Le indicó a su mujer que soltara la hoz, por temor a lastimar a Pulgarcito. Entonces, se adelantó y le dio al lobo un golpe tan violento en la cabeza que éste cayó muerto. Después fueron a buscar un cuchillo y unas tijeras, le abrieron el vientre y sacaron al pequeño.

—¡Qué suerte! —dijo el padre—. ¡Qué preocupados estábamos por ti!
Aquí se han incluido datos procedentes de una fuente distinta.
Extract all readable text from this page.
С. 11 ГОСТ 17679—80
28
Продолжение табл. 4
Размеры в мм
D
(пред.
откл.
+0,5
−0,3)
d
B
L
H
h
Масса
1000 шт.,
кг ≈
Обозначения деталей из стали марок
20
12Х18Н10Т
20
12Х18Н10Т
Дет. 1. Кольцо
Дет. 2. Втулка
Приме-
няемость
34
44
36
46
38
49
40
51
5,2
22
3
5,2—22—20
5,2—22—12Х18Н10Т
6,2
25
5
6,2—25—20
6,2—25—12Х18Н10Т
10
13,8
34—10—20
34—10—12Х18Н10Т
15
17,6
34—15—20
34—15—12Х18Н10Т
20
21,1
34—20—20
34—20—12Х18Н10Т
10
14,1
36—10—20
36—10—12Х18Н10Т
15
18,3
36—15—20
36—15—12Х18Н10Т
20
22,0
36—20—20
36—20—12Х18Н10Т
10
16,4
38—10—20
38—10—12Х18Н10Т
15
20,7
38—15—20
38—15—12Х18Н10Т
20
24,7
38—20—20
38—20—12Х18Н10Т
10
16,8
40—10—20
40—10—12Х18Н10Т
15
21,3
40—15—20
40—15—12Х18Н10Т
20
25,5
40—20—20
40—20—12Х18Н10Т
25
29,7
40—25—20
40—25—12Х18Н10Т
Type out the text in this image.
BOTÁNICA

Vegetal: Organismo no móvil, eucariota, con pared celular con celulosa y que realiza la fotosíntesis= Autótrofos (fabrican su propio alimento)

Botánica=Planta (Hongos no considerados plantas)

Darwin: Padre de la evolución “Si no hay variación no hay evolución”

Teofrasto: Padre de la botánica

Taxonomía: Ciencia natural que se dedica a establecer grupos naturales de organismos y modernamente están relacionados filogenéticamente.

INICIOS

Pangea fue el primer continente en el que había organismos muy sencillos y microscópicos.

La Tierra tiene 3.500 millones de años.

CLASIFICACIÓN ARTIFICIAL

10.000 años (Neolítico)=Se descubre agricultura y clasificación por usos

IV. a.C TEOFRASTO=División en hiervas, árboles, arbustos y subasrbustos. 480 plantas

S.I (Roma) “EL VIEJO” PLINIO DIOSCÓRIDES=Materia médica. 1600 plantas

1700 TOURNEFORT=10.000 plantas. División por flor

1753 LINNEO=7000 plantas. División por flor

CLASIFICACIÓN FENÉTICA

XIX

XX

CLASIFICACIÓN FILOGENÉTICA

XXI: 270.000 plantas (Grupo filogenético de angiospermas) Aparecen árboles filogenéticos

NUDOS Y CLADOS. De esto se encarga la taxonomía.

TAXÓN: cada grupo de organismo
—¡Si, padre, he vivido mil desventuras. ¡Por fin, puedo respirar el aire libre!

—Pues, ¿dónde te metiste?

—¡Ay, padre!, he estado en la madriguera de un ratón, en el vientre de una vaca y dentro de la panza de un lobo. Ahora, me quedaré a vuestro lado.

—Y nosotros no te volveríamos a vender, aunque nos diesen todos los tesoros del mundo.

Abrazaron y besaron con mucha ternura a su querido Pulgarcito, le sirvieron de comer y de beber, y lo bañaron y le pusieron ropas nuevas, pues las que llevaba mostraban los rastros de las peripecias de su accidentado viaje.